The researcher, Chris Roberts, was questioned for four hours on Wednesday by the Federal Bureau of Investigation (FBI) after implying on Twitter during a United flight to Syracuse, N.Y., that he could hack into the airplane’s systems and make the oxygen masks deploy. Authorities reportedly seized his laptop, iPad, hard drives, and other computer gear.

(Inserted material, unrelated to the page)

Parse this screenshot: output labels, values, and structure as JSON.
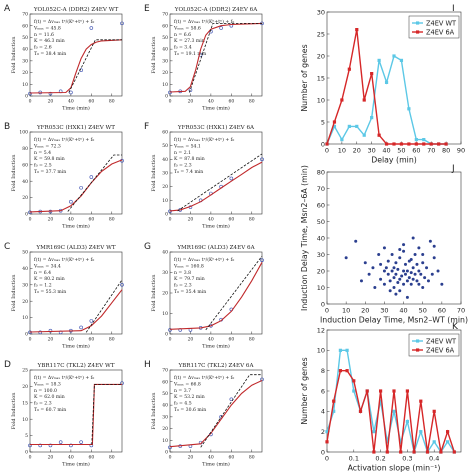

Find myself on a 737/800, lets see Box-IFE-ICE-SATCOM, ? Shall we start playing with EICAS messages? "PASS OXYGEN ON" Anyone ? :)— 42…Hanging in the Lab :) (@Sidragon1) April 15, 2015
Roberts, founder of the security intelligence firm One World Labs, was stopped at the gate by security personnel while attempting to board another United flight Saturday in Colorado. According to his attorney, United didn’t provide a detailed explanation for why he wasn’t allowed on the plane, and he was told to expect a letter from the airline within two weeks. He later arrived in San Francisco after boarding a flight with another airline.
Bye bye electronics, all encrypted….and all now in custody/seized pic.twitter.com/a5o6rYTbZ0— 42…Hanging in the Lab :) (@Sidragon1) April 16, 2015
Lesson from this evening, don't mention planes….the Feds ARE listening, nice crew in Syracuse, left there naked of electronics— 42…Hanging in the Lab :) (@Sidragon1) April 16, 2015
United spokesman Rahsaan Johnson told the Associated Press that while they are “confident our flight control systems could not be accessed” in the ways described by Roberts, “it’s in the best interest of our customers that he not be allowed to fly United.”
Roberts is represented by attorneys the Electronic Frontier Foundation (EFF), a San Francisco-based digital rights organization.
“EFF has long been concerned that knee-jerk responses to legitimate researchers pointing out security flaws can create a chilling effect in the infosec community,” the group said in a statement, adding: “As a member of the security research community, [Robert’s] job is to identify vulnerabilities in networks so that they can be fixed.” [Emphasis theirs.]